Denkt man in diese Richtung weiter, dann erscheint es nur logisch, dass geringe Geschlechtervielfalt als ein Indiz für Branchen gilt, die wenig offen für neue Ideen sind (vgl. Catherine Mitchell, Professorin für Energiepolitik an der Universität von Exeter). Und was braucht es aktuell mehr als Ideen, wie fossile Energieträger schnellstmöglich von erneuerbaren Technologien abgelöst werden, um die Erderwärmung zu stoppen? Aber es gibt auch gute Nachrichten: Der Frauenanteil ist zwar auch im Bereich der erneuerbaren Energien gering, der Zuwachs ist aber laut PwC höher als in der Energiebranche insgesamt. Die Digitalisierung und das steigende Bewusstsein für den Klimawandel schaffen ganz neue Berufsmöglichkeiten – weder sind hier immer naturwissenschaftliche Fähigkeiten gefragt, noch gibt es Gründe, warum Frauen diese Berufe weniger erfolgreich ausüben könnten. Ganz im Gegenteil: Der Zuwachs der Erneuerbare-Energien-Branche wird maßgeblich darauf angewiesen sein, dass Frauen aller Fachrichtungen die Energiewende gemeinsam voranbringen.

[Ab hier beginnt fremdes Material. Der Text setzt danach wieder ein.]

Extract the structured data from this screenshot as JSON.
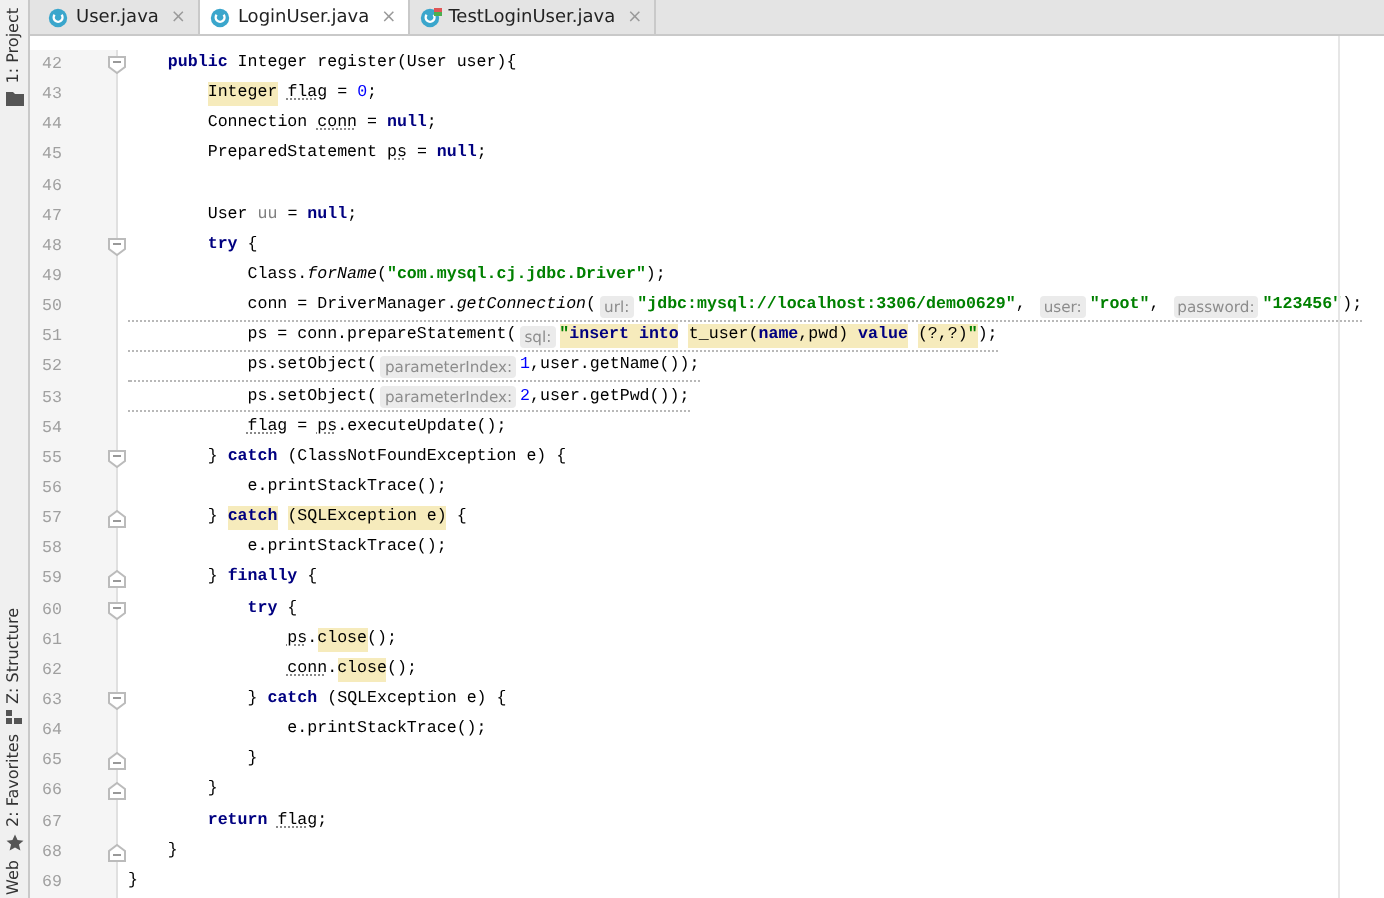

„Heute beschäftigt die Branche der regenerativen Energieträger über 11 Millionen Beschäftigte. Bis ins Jahr 2050 soll dieser Anteil auf 43 Millionen Beschäftigte anwachsen. Heute liegt der Frauenanteil in der Branche weltweit gerade mal bei 32 %. Um die Energiewende bestmöglich zu bewerkstelligen, braucht es die besten Köpfe, Männer wie Frauen! Aus diesem Grund habe ich 2017 GWNET, das Global Women’s Network for the Energy Transition, mitbegründet, das mittlerweile schon über 1.300 Mitglieder aus über 100 Ländern hat.“ Christine Lins

Und was braucht es nun, um klugen Frauen die Möglichkeit zu geben, die Energiewende voranzubringen? Es muss über grundlegende externe Regulierungen wie die Einführung einer Frauenquote oder flexiblere Arbeitszeitmodelle (auch für Männer!) diskutiert werden. Der steigende Frauenanteil muss dann Raum für Impulse und Ideen schaffen, die den Klimaschutz und die Energiewende gesamtwirtschaftlich und global fördern. Zusätzlich benötigt es Netzwerke als zentrale Orte des Austausches und als starke Stimme für die Gleichstellung der Geschlechter im Energiesektor. Bereits heute findet in der Branche der erneuerbaren Energien eine aktive Vernetzung statt. Mit der Gründung von Netzwerkgruppen wie „Global Women’s Network for the Energy Transition“ oder „Women of Wind Energy“ wurde erkannt, dass die Frauen der Branche eine starke Stimme brauchen und die gegenseitige Unterstützung ein Kernfaktor für die Gleichstellung der Geschlechter im Sektor ist. Es ist Zeit für Vorreiterinnen, die die Sichtbarkeit der Frauen im Energiebereich erhöhen und die als Vorbilder vorangehen. Es braucht diese beeindruckenden Frauen auf der ganzen Welt, die Mädchen zeigen, dass Frauen eine Stimme haben, dass Frauen eine zentrale Rolle spielen für das Vorankommen der Energiewende und zukunftsfähiger Wirtschaftsmodelle insgesamt, für die Akzeptanz von erneuerbaren Energien sowie für den Klimaschutz und die Erhaltung unseres Planeten.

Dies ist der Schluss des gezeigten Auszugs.